King's Bounty: Legions is a turn-based strategy social-network game developed jointly by Nival and KranX Productions. It is based on the strategy game King's Bounty: The Legend, which is itself based on concepts from the much older King's Bounty developed in 1990 by New World Computing. It is currently available to play on Facebook, iPad, Windows Phone as well Android devices.

==Gameplay==
The player controls a party of up to five unit groups, each group containing between 1 and several hundred identical units, chosen among about 50 different types (e.g. druids, knights, pirates, black unicorns, dark griffins, etc.). The units come from 4 different "realms" (Kingdom, Chaos, Ancients, and Beasts) and belong to one of 5 different classes (Warriors, Defenders, Magicians, Archers, and Healers). Unit characteristics are reminiscent of the old New World Computing King's Bounty and Heroes of Might and Magic franchises. The gameplay switches between an overland map where the player's party travels between "villages" following "quests", and a hex-based tactical combat map. In the overland map the main plot is fairly linear and relatively short. Aside from the main quest, there are some special quests and each village (there are about 25 of them) also offers a "daily quest", but all the quests are resolved through combat (no riddles, puzzles or anything). Tactical combat mechanics are similar from other games (e.g. Heroes of Might and Magic), but arguably simpler.

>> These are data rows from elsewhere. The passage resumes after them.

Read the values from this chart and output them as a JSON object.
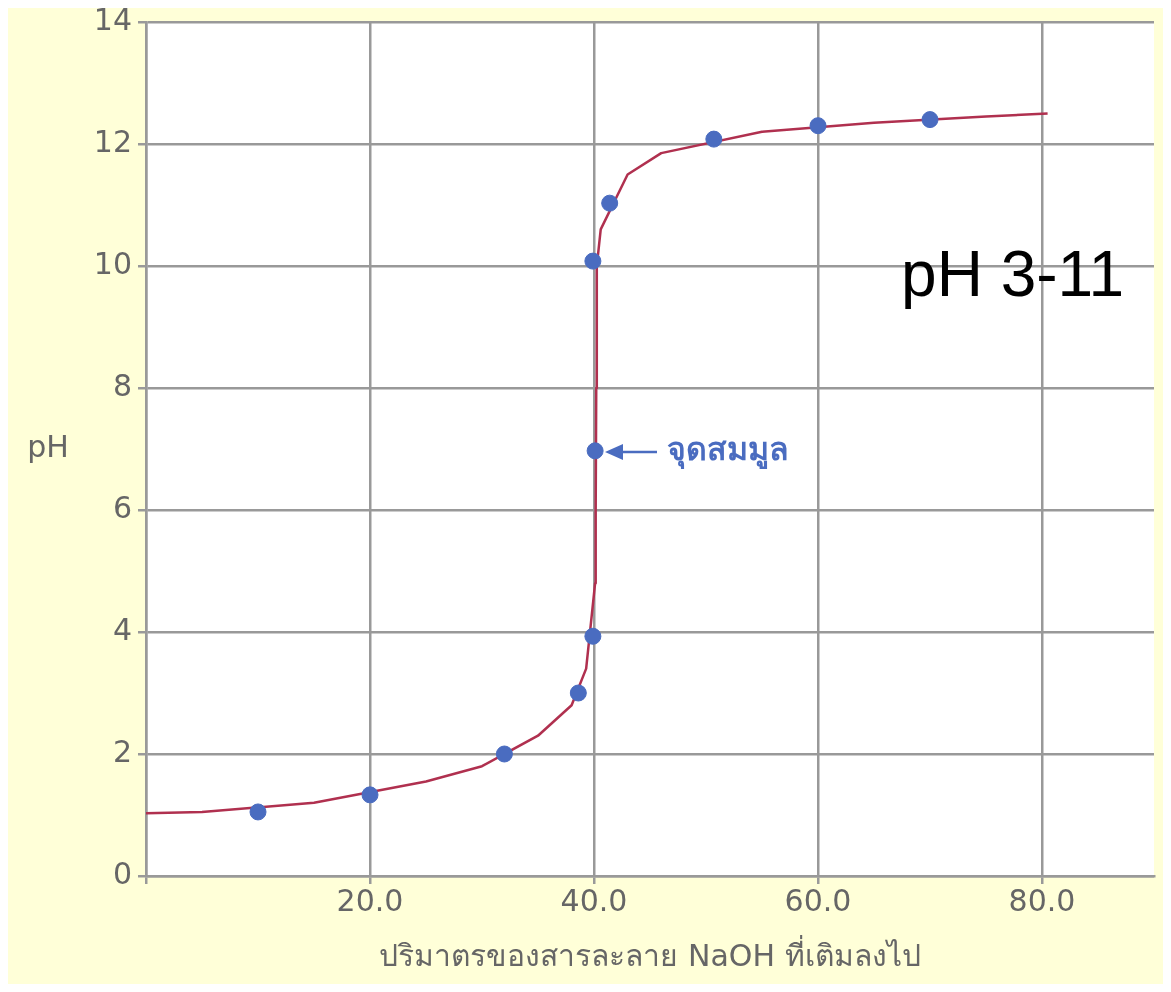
{
  "chart_data": {
    "type": "scatter",
    "xlabel": "ปริมาตรของสารละลาย NaOH ที่เติมลงไป",
    "ylabel": "pH",
    "annotations": [
      {
        "text": "จุดสมมูล",
        "x": 40.1,
        "y": 6.95
      },
      "pH 3-11"
    ],
    "xlim": [
      0,
      90
    ],
    "xticks": [
      {
        "value": 0,
        "label": null
      },
      {
        "value": 20,
        "label": "20.0"
      },
      {
        "value": 40,
        "label": "40.0"
      },
      {
        "value": 60,
        "label": "60.0"
      },
      {
        "value": 80,
        "label": "80.0"
      }
    ],
    "ylim": [
      0,
      14
    ],
    "yticks": [
      0,
      2,
      4,
      6,
      8,
      10,
      12,
      14
    ],
    "grid": true,
    "legend": false,
    "marker": "circle",
    "series": [
      {
        "type": "line",
        "marker": "none",
        "color": "#b0304f",
        "x": [
          0,
          5,
          15,
          25,
          30,
          35,
          38,
          39.3,
          40.1,
          40.15,
          40.2,
          40.25,
          40.6,
          43,
          46,
          55,
          65,
          75,
          80.5
        ],
        "values": [
          1.03,
          1.05,
          1.2,
          1.55,
          1.8,
          2.3,
          2.8,
          3.4,
          4.8,
          6,
          8,
          10,
          10.6,
          11.5,
          11.85,
          12.2,
          12.35,
          12.45,
          12.5
        ]
      },
      {
        "type": "scatter",
        "color": "#4a6cc0",
        "x": [
          10,
          20,
          32,
          38.6,
          39.9,
          40.1,
          39.9,
          41.4,
          50.7,
          60,
          70
        ],
        "values": [
          1.05,
          1.33,
          2.0,
          3.0,
          3.93,
          6.97,
          10.08,
          11.03,
          12.08,
          12.3,
          12.4
        ]
      }
    ]
  }
}
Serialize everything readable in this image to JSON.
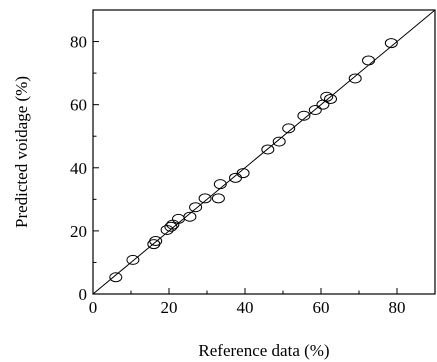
{
  "chart_data": {
    "type": "scatter",
    "title": "",
    "xlabel": "Reference data (%)",
    "ylabel": "Predicted voidage (%)",
    "xlim": [
      0,
      90
    ],
    "ylim": [
      0,
      90
    ],
    "x_ticks": [
      0,
      20,
      40,
      60,
      80
    ],
    "y_ticks": [
      0,
      20,
      40,
      60,
      80
    ],
    "grid": false,
    "legend": "none",
    "reference_line": {
      "from": [
        0,
        0
      ],
      "to": [
        90,
        90
      ]
    },
    "marker": "open-circle",
    "points": [
      [
        6,
        5.3
      ],
      [
        10.5,
        10.8
      ],
      [
        16,
        15.8
      ],
      [
        16.5,
        16.8
      ],
      [
        19.5,
        20.3
      ],
      [
        20.5,
        21.3
      ],
      [
        21,
        22
      ],
      [
        22.5,
        23.8
      ],
      [
        25.5,
        24.5
      ],
      [
        27,
        27.5
      ],
      [
        29.5,
        30.3
      ],
      [
        33,
        30.3
      ],
      [
        33.5,
        34.8
      ],
      [
        37.5,
        36.8
      ],
      [
        39.5,
        38.3
      ],
      [
        46,
        45.8
      ],
      [
        49,
        48.3
      ],
      [
        51.5,
        52.5
      ],
      [
        55.5,
        56.5
      ],
      [
        58.5,
        58.3
      ],
      [
        60.5,
        60
      ],
      [
        61.5,
        62.5
      ],
      [
        62.5,
        61.8
      ],
      [
        69,
        68.3
      ],
      [
        72.5,
        74
      ],
      [
        78.5,
        79.5
      ]
    ]
  }
}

Equipment offers a strategic dimension as defeated units leave various items behind, which can be combined into other items and ultimately serve to craft equipment for the player's party (helmet, weapon, armour, boots, shield, belt, etc.). Since the primary items the player has at his disposal are in limited quantities, the pieces of equipment are best crafted that depend on the composition of ones' party (spending precious resources on crafting an "assassin's knife" might not be the best choice if the players don't enroll assassins in own party).

Aside from the solo play, there are also two types of "player vs. player" battles (one where the army is assembled by another player but controlled by the computer and a genuine "duel") which extend the life and replayability of the game.

King's Bounty: Legions closed the July 8 2022.